Les règles applicables à la dissolution du PACS ont été modifiées par la loi du 23 juin 2006. Leur mise en œuvre est précisée aux articles 3 à 5 du décret n° 2006-1806.

Les nouvelles modalités sont applicables depuis le 1er janvier 2007, aux PACS conclu antérieurement à cette date.

Les cas de dissolution demeurent inchangés ; ils sont prévus par l’article 515-7 nouveau du code civil (décès ou mariage de l’un ou des partenaires, déclaration conjointe des partenaires ou unilatérale de l’un d’eux).

Il peut également être mis fin à un PACS en cas de placement de l’un des partenaires sous tutelle.

Le greffe du Tribunal d’instance ou le Consulat de France ayant reçu le PACS est désormais seul compétent pour enregistrer la dissolution, quelle qu’en soit la cause.

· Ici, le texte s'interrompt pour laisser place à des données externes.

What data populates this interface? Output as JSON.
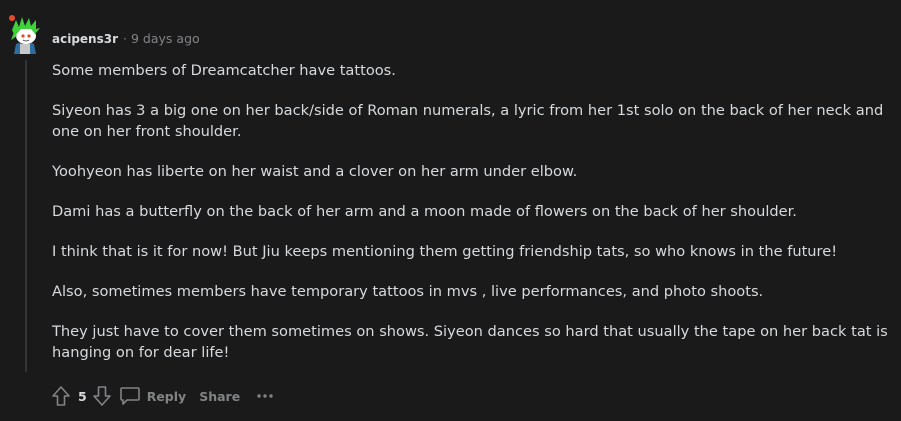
{
  "comment": {
    "author": "acipens3r",
    "separator": "·",
    "timestamp": "9 days ago",
    "paragraphs": [
      "Some members of Dreamcatcher have tattoos.",
      "Siyeon has 3 a big one on her back/side of Roman numerals, a lyric from her 1st solo on the back of her neck and one on her front shoulder.",
      "Yoohyeon has liberte on her waist and a clover on her arm under elbow.",
      "Dami has a butterfly on the back of her arm and a moon made of flowers on the back of her shoulder.",
      "I think that is it for now! But Jiu keeps mentioning them getting friendship tats, so who knows in the future!",
      "Also, sometimes members have temporary tattoos in mvs , live performances, and photo shoots.",
      "They just have to cover them sometimes on shows. Siyeon dances so hard that usually the tape on her back tat is hanging on for dear life!"
    ],
    "score": "5",
    "reply_label": "Reply",
    "share_label": "Share",
    "more_label": "···"
  },
  "icons": {
    "avatar": "snoo-avatar-green-hair",
    "upvote": "upvote-arrow-icon",
    "downvote": "downvote-arrow-icon",
    "reply": "speech-bubble-icon",
    "more": "ellipsis-icon"
  },
  "colors": {
    "background": "#1a1a1b",
    "text": "#d7dadc",
    "meta": "#818384",
    "thread_line": "#343536",
    "avatar_hair": "#3fd13a"
  }
}
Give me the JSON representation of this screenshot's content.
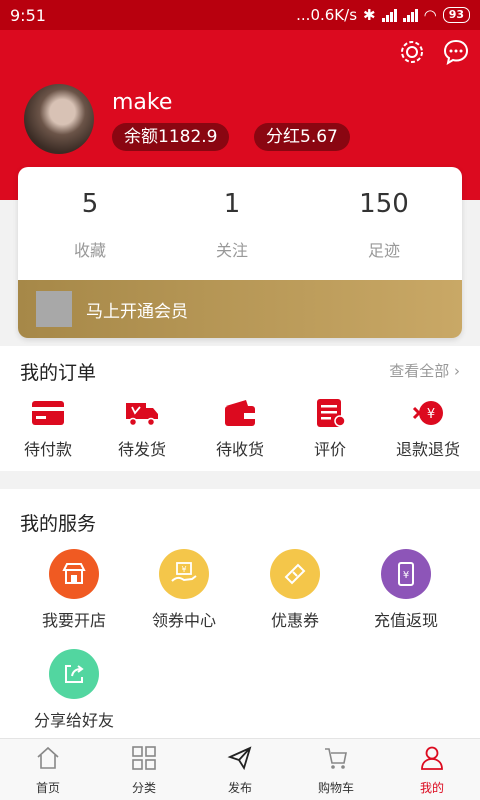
{
  "status": {
    "time": "9:51",
    "network": "...0.6K/s",
    "battery": "93"
  },
  "profile": {
    "username": "make",
    "balance": "余额1182.9",
    "dividend": "分红5.67"
  },
  "stats": [
    {
      "value": "5",
      "label": "收藏"
    },
    {
      "value": "1",
      "label": "关注"
    },
    {
      "value": "150",
      "label": "足迹"
    }
  ],
  "vip": {
    "label": "马上开通会员"
  },
  "orders": {
    "title": "我的订单",
    "view_all": "查看全部",
    "items": [
      {
        "label": "待付款",
        "icon": "card-icon"
      },
      {
        "label": "待发货",
        "icon": "truck-icon"
      },
      {
        "label": "待收货",
        "icon": "wallet-icon"
      },
      {
        "label": "评价",
        "icon": "review-icon"
      },
      {
        "label": "退款退货",
        "icon": "refund-icon"
      }
    ]
  },
  "services": {
    "title": "我的服务",
    "items": [
      {
        "label": "我要开店",
        "icon": "store-icon",
        "color": "#f05a22"
      },
      {
        "label": "领券中心",
        "icon": "coupon-center-icon",
        "color": "#f4c64a"
      },
      {
        "label": "优惠券",
        "icon": "ticket-icon",
        "color": "#f4c64a"
      },
      {
        "label": "充值返现",
        "icon": "phone-yen-icon",
        "color": "#8d55b8"
      },
      {
        "label": "分享给好友",
        "icon": "share-icon",
        "color": "#52d6a0"
      }
    ]
  },
  "tabbar": [
    {
      "label": "首页",
      "icon": "home-icon",
      "active": false
    },
    {
      "label": "分类",
      "icon": "category-icon",
      "active": false
    },
    {
      "label": "发布",
      "icon": "send-icon",
      "active": false
    },
    {
      "label": "购物车",
      "icon": "cart-icon",
      "active": false
    },
    {
      "label": "我的",
      "icon": "user-icon",
      "active": true
    }
  ],
  "colors": {
    "brand": "#dc0a1f",
    "gold": "#c9a866"
  }
}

1°) Dissolution du PACS par le décès ou le mariage de l’un des partenaires :
En application de l’article 515-7 du code civil, le PACS se dissout automatiquement par la mort de l’un des partenaires ou par le mariage des partenaires (ou de l’un d’eux).

2°) Dissolution par déclaration conjointe des partenaires :
En application du troisième alinéa de l’article 515-7 du code civil, les partenaires peuvent mettre fin au PACS d’un commun accord, en remettant ou en adressant par courrier (recommandé avec accusé de réception) au Greffe du Tribunal d’Instance au Consulat de France une déclaration conjointe en ce sens.
Les partenaires ne peuvent pas recourir à un mandataire.
La déclaration de dissolution doit être écrite en langue française et être signée des deux partenaires. Aucune forme particulière n’est requise. Elle doit simplement faire apparaître leur volonté commune de mettre fin au pacte civil de solidarité.
Les partenaires doivent justifier de leur identité (par l’envoi d’une copie de leur pièce d’identité lorsqu’ils ne comparaissent pas en personne) et doivent également indiquer au greffe la date et le numéro d’enregistrement du PACS initial.

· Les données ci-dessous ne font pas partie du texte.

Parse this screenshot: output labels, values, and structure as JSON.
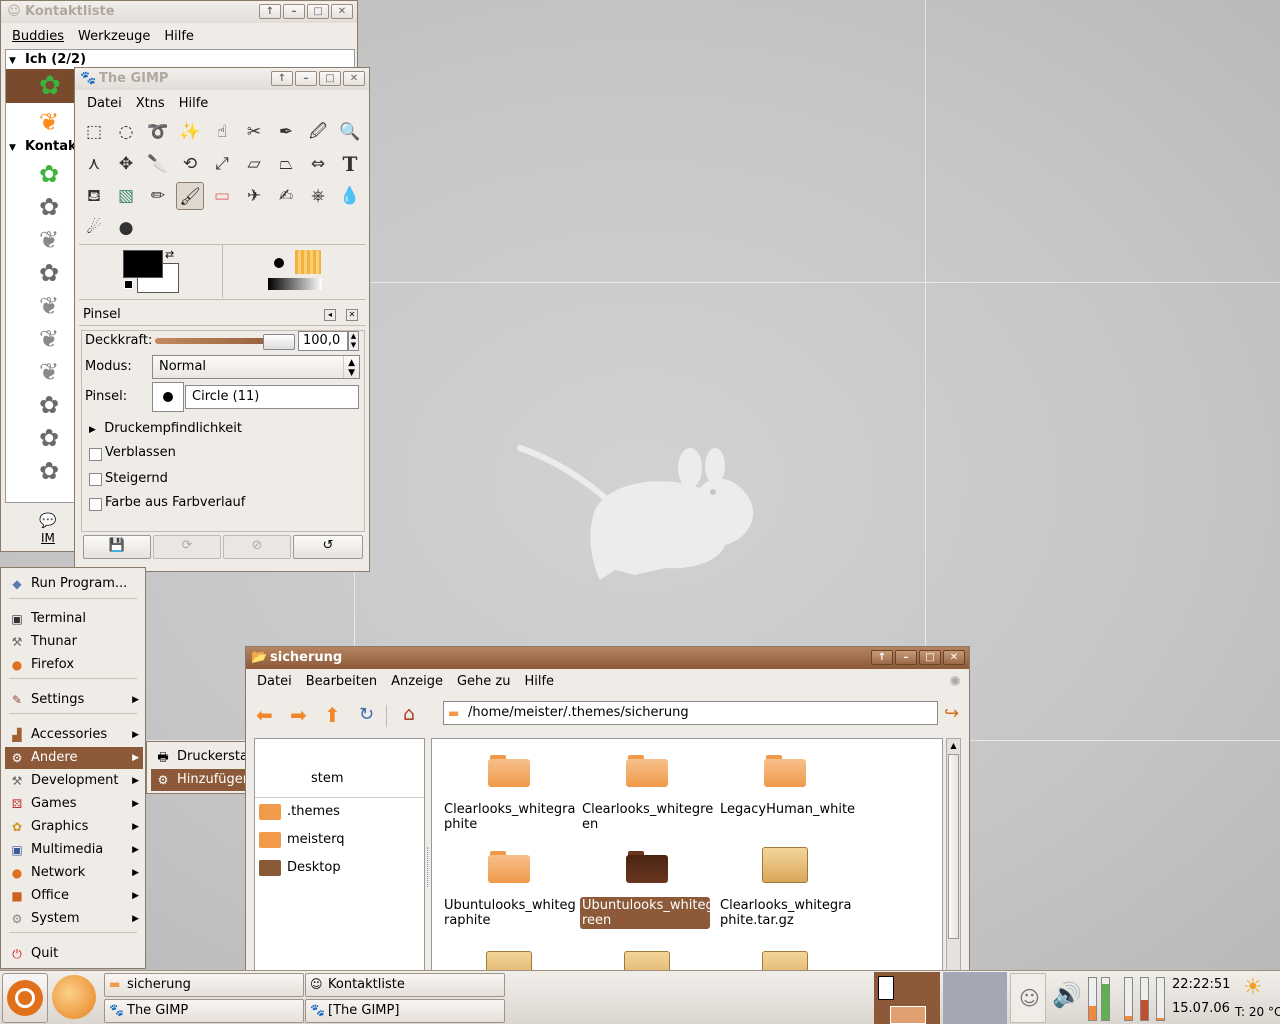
{
  "colors": {
    "accent": "#8c5a38",
    "folder": "#f09a4a",
    "desktop": "#c6c6c6"
  },
  "buddy_list": {
    "title": "Kontaktliste",
    "menu": [
      "Buddies",
      "Werkzeuge",
      "Hilfe"
    ],
    "group_me": "Ich (2/2)",
    "group_contacts": "Kontak",
    "im_label": "IM"
  },
  "gimp": {
    "title": "The GIMP",
    "menu": [
      "Datei",
      "Xtns",
      "Hilfe"
    ],
    "panel_title": "Pinsel",
    "opacity_label": "Deckkraft:",
    "opacity_value": "100,0",
    "mode_label": "Modus:",
    "mode_value": "Normal",
    "brush_label": "Pinsel:",
    "brush_value": "Circle (11)",
    "pressure_label": "Druckempfindlichkeit",
    "options": [
      "Verblassen",
      "Steigernd",
      "Farbe aus Farbverlauf"
    ]
  },
  "app_menu": {
    "items": [
      "Run Program...",
      "Terminal",
      "Thunar",
      "Firefox",
      "Settings",
      "Accessories",
      "Andere",
      "Development",
      "Games",
      "Graphics",
      "Multimedia",
      "Network",
      "Office",
      "System",
      "Quit"
    ],
    "submenu": [
      "Druckerstatus-Icon",
      "Hinzufügen/Entfernen..."
    ]
  },
  "file_manager": {
    "title": "sicherung",
    "menu": [
      "Datei",
      "Bearbeiten",
      "Anzeige",
      "Gehe zu",
      "Hilfe"
    ],
    "path": "/home/meister/.themes/sicherung",
    "sidebar": [
      ".themes",
      "meisterq",
      "Desktop"
    ],
    "sidebar_partial": "stem",
    "files": [
      {
        "name": "Clearlooks_whitegraphite",
        "kind": "folder"
      },
      {
        "name": "Clearlooks_whitegreen",
        "kind": "folder"
      },
      {
        "name": "LegacyHuman_white",
        "kind": "folder"
      },
      {
        "name": "Ubuntulooks_whitegraphite",
        "kind": "folder"
      },
      {
        "name": "Ubuntulooks_whitegreen",
        "kind": "folder-selected"
      },
      {
        "name": "Clearlooks_whitegraphite.tar.gz",
        "kind": "archive"
      }
    ],
    "file_lines": [
      [
        "Clearlooks_whitegra",
        "phite"
      ],
      [
        "Clearlooks_whitegre",
        "en"
      ],
      [
        "LegacyHuman_white",
        ""
      ],
      [
        "Ubuntulooks_whiteg",
        "raphite"
      ],
      [
        "Ubuntulooks_whiteg",
        "reen"
      ],
      [
        "Clearlooks_whitegra",
        "phite.tar.gz"
      ]
    ]
  },
  "taskbar": {
    "tasks": [
      "sicherung",
      "Kontaktliste",
      "The GIMP",
      "[The GIMP]"
    ],
    "time": "22:22:51",
    "date": "15.07.06",
    "temp": "T: 20 °C"
  }
}
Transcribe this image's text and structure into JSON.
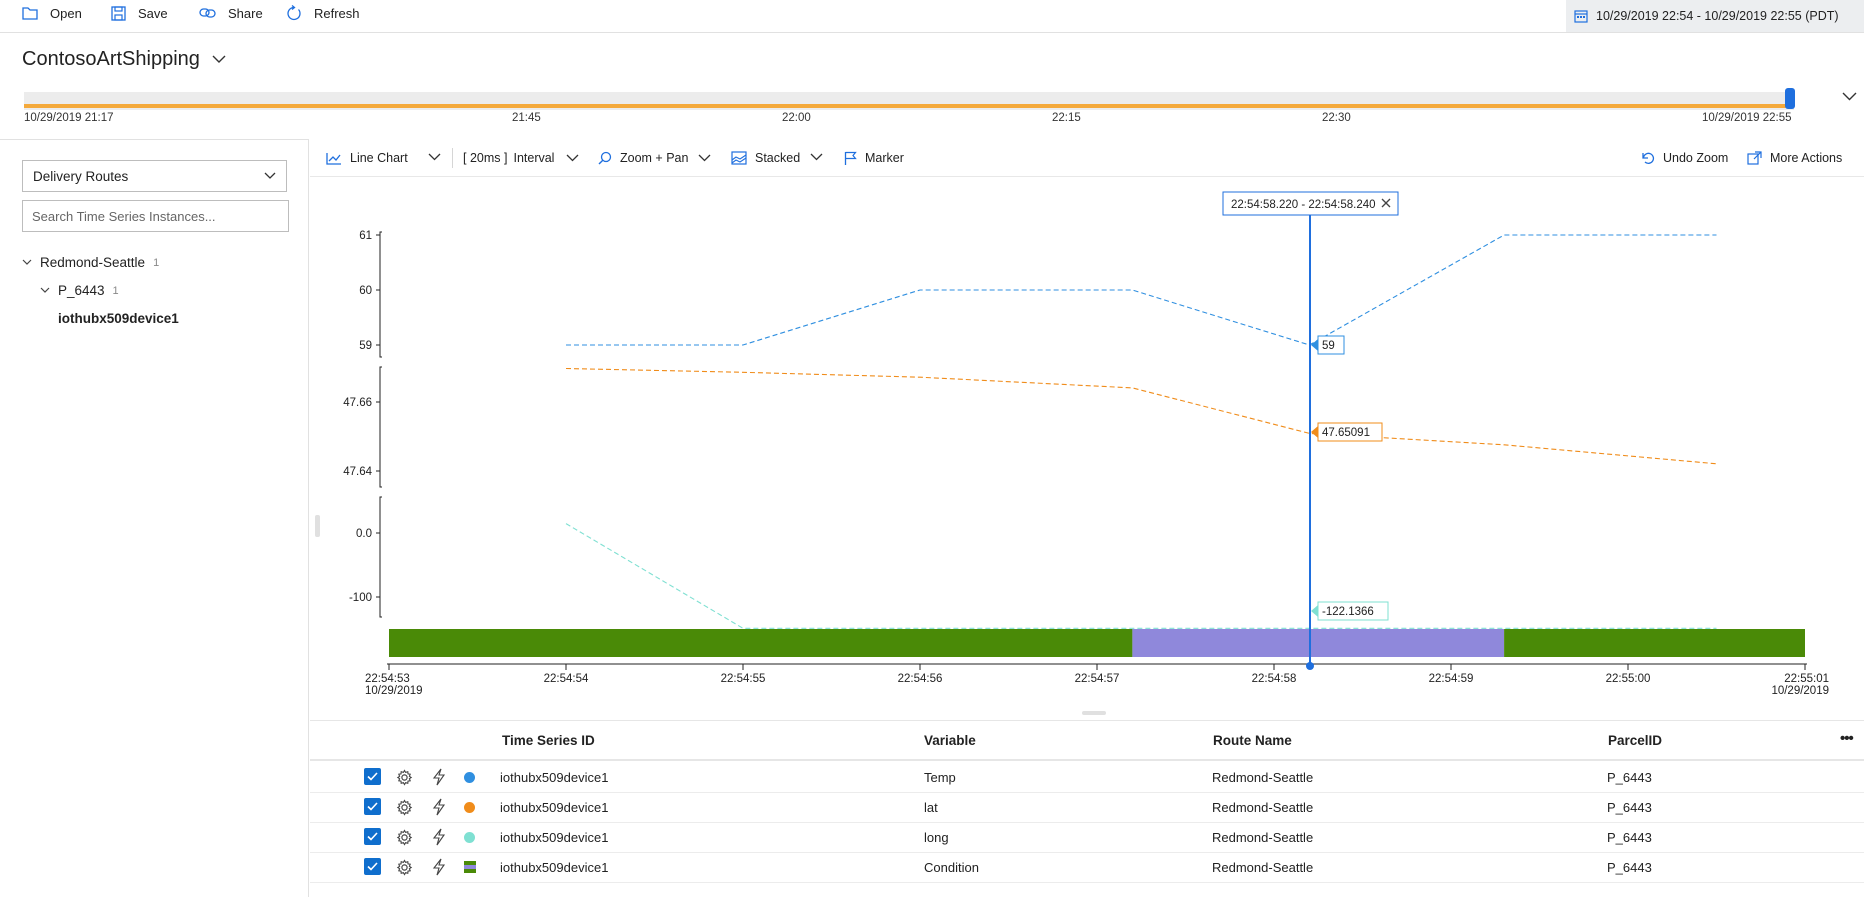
{
  "toolbar": {
    "open": "Open",
    "save": "Save",
    "share": "Share",
    "refresh": "Refresh",
    "date_range": "10/29/2019 22:54 - 10/29/2019 22:55 (PDT)"
  },
  "environment": {
    "name": "ContosoArtShipping"
  },
  "availability": {
    "labels": [
      "10/29/2019 21:17",
      "21:45",
      "22:00",
      "22:15",
      "22:30",
      "10/29/2019 22:55"
    ]
  },
  "left_panel": {
    "hierarchy": "Delivery Routes",
    "search_placeholder": "Search Time Series Instances...",
    "tree": [
      {
        "label": "Redmond-Seattle",
        "count": "1"
      },
      {
        "label": "P_6443",
        "count": "1"
      },
      {
        "label": "iothubx509device1"
      }
    ]
  },
  "chart_toolbar": {
    "line_chart": "Line Chart",
    "interval_value": "[ 20ms ]",
    "interval": "Interval",
    "zoom_pan": "Zoom + Pan",
    "stacked": "Stacked",
    "marker": "Marker",
    "undo_zoom": "Undo Zoom",
    "more_actions": "More Actions"
  },
  "chart_data": {
    "type": "line",
    "marker_range": "22:54:58.220 - 22:54:58.240",
    "x_ticks": [
      "22:54:53",
      "22:54:54",
      "22:54:55",
      "22:54:56",
      "22:54:57",
      "22:54:58",
      "22:54:59",
      "22:55:00",
      "22:55:01"
    ],
    "x_date_left": "10/29/2019",
    "x_date_right": "10/29/2019",
    "series": [
      {
        "name": "Temp",
        "color": "#2f8fe0",
        "x": [
          "22:54:54",
          "22:54:55",
          "22:54:56",
          "22:54:57.2",
          "22:54:58.2",
          "22:54:59.3",
          "22:55:00.5"
        ],
        "values": [
          59,
          59,
          60,
          60,
          59,
          61,
          61
        ],
        "y_ticks": [
          "61",
          "60",
          "59"
        ],
        "ylim": [
          59,
          61
        ],
        "marker_label": "59"
      },
      {
        "name": "lat",
        "color": "#f08c1a",
        "x": [
          "22:54:54",
          "22:54:55",
          "22:54:56",
          "22:54:57.2",
          "22:54:58.2",
          "22:54:59.3",
          "22:55:00.5"
        ],
        "values": [
          47.6697,
          47.6686,
          47.6672,
          47.6641,
          47.6509,
          47.6476,
          47.6421
        ],
        "y_ticks": [
          "47.66",
          "47.64"
        ],
        "marker_label": "47.65091"
      },
      {
        "name": "long",
        "color": "#7fe0d2",
        "x": [
          "22:54:54",
          "22:54:55",
          "22:54:56",
          "22:54:57.2",
          "22:54:58.2",
          "22:54:59.3",
          "22:55:00.5"
        ],
        "values": [
          12,
          -122.1366,
          -122.1366,
          -122.1366,
          -122.1366,
          -122.1366,
          -122.1366
        ],
        "y_ticks": [
          "0.0",
          "-100"
        ],
        "marker_label": "-122.1366"
      },
      {
        "name": "Condition",
        "type": "categorical",
        "segments": [
          {
            "from": "22:54:53",
            "to": "22:54:57.2",
            "color": "#4a8a07"
          },
          {
            "from": "22:54:57.2",
            "to": "22:54:59.3",
            "color": "#8f88db"
          },
          {
            "from": "22:54:59.3",
            "to": "22:55:01",
            "color": "#4a8a07"
          }
        ]
      }
    ]
  },
  "table": {
    "headers": [
      "Time Series ID",
      "Variable",
      "Route Name",
      "ParcelID"
    ],
    "more": "•••",
    "rows": [
      {
        "id": "iothubx509device1",
        "variable": "Temp",
        "route": "Redmond-Seattle",
        "parcel": "P_6443",
        "color": "#2f8fe0"
      },
      {
        "id": "iothubx509device1",
        "variable": "lat",
        "route": "Redmond-Seattle",
        "parcel": "P_6443",
        "color": "#f08c1a"
      },
      {
        "id": "iothubx509device1",
        "variable": "long",
        "route": "Redmond-Seattle",
        "parcel": "P_6443",
        "color": "#7fe0d2"
      },
      {
        "id": "iothubx509device1",
        "variable": "Condition",
        "route": "Redmond-Seattle",
        "parcel": "P_6443",
        "color": "condition"
      }
    ]
  }
}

3°) Dissolution du PACS sur décision unilatérale de l’un des partenaires :
En application du troisième alinéa de l’article 515-7 du code civil, le PACS peut prendre fin par décision unilatérale de l’un des partenaires.

Le partenaire qui prend l’initiative de la dissolution doit faire signifier sa décision à l’autre partenaire.

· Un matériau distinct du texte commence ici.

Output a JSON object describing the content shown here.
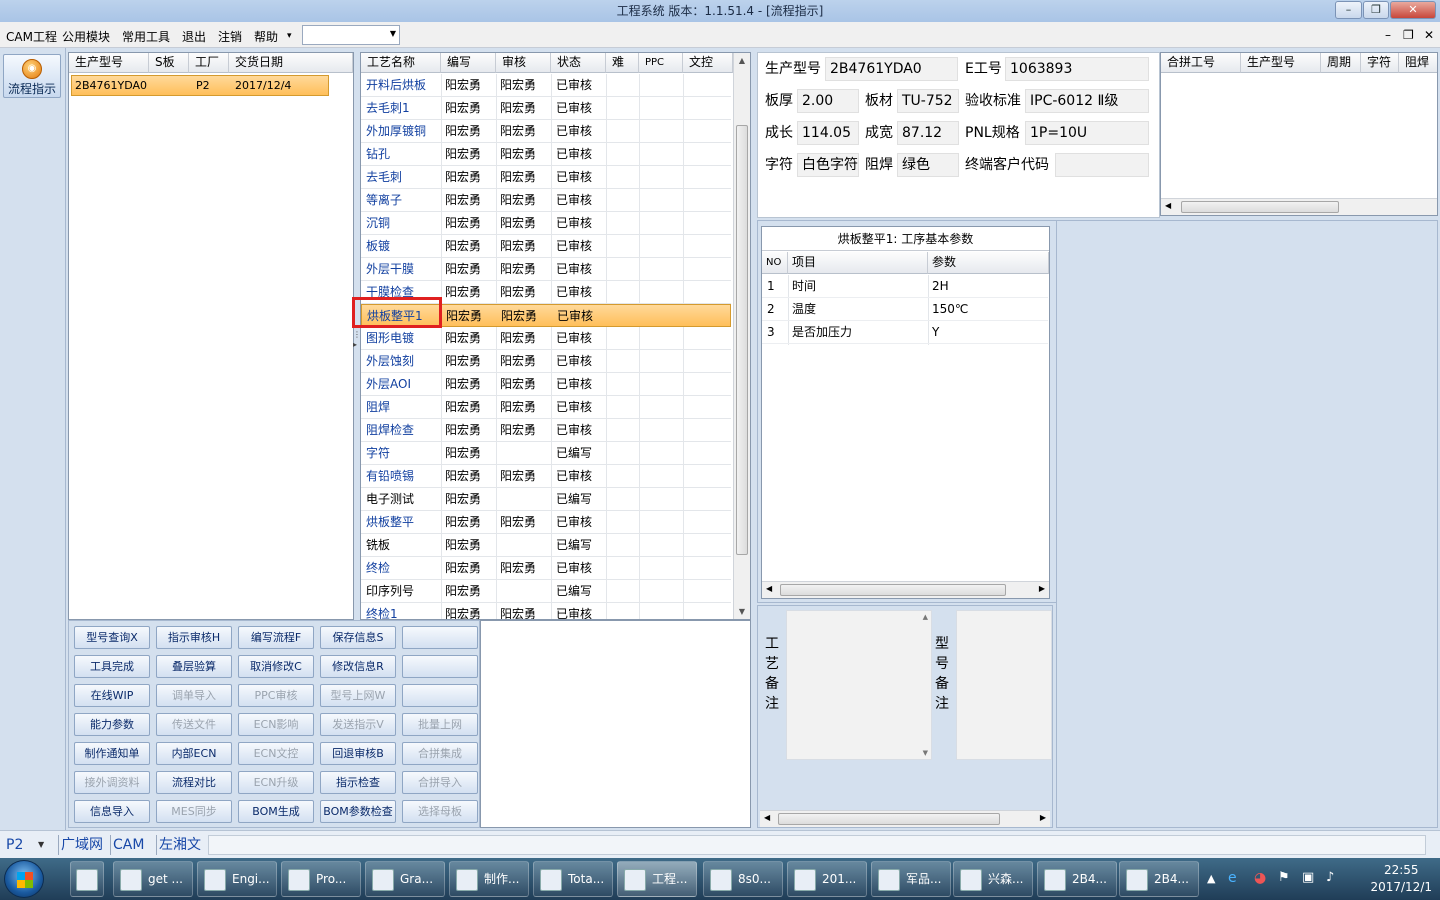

Sans délai, l’huissier de justice (ou son équivalent aux Etats-Unis) qui a effectué la signification à l’autre partenaire en remet ou adresse par lettre recommandée avec demande d’avis de réception, une copie au Greffe du tribunal d’Instance/ Consulat de France (article 515-7 alinéa 5 du code civil et article 5 du décret n° 2006-1806).